Can-Crushing Problem Shows Power of “Measured Scalability”
Sandia scientists recently developed and demonstrated software that is the first to enable large finite-element models to be run efficiently on hundreds or thousands of processors in distributed-memory parallel computers such as the teraflops. Called the Parallel Material Contact Software, it enables scientists and engineers to perform computer analyses of larger, more complex systems than ever before, faster than ever before, and with greater accuracy. The ability to distribute a problem to great numbers of processors on a parallel computer is called scalability.
The software has been used to simulate the crushing of a thin-walled cylinder by an inclined block. As the can crumples, the buckling and consequent material contacts are computed dynamically.

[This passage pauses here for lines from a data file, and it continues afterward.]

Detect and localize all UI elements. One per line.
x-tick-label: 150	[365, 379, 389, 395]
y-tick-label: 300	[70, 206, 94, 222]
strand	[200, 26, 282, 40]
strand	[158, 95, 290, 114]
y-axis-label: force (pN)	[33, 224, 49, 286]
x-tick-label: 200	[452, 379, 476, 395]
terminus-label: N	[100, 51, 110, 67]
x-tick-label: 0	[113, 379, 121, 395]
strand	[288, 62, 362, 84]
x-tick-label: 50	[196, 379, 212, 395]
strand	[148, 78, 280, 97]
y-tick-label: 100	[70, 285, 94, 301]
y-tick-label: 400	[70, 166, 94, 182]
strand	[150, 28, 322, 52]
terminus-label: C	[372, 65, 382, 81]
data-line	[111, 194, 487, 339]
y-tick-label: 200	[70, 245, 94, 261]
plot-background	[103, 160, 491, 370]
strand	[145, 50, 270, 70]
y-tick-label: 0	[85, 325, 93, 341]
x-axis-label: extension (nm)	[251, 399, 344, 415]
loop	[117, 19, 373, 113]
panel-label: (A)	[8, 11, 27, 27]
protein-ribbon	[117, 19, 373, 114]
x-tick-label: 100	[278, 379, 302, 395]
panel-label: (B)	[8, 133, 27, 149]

Running on 512 processors, with each processor handling 1875 hexahedral elements, scientists are simulating a model with almost one million elements. The Parallel Material Contact Software is currently used at Sandia in the PRONTO3D, JAS3D, and ALEGRA computation mechanics codes, and is enabling scientists and engineers to conduct finite-element simulations of unprecedented resolution in such areas as nuclear stockpile stewardship problems, reservoir modeling, and structural dynamics problems.
Sandia is a multiprogram Department of Energy laboratory, operated by a subsidiary of Lockheed Martin Corp. With main facilities in Albuquerque and Livermore, Calif., Sandia has broad-based research and development programs contributing to national defense, energy and environmental technologies, and economic competitiveness.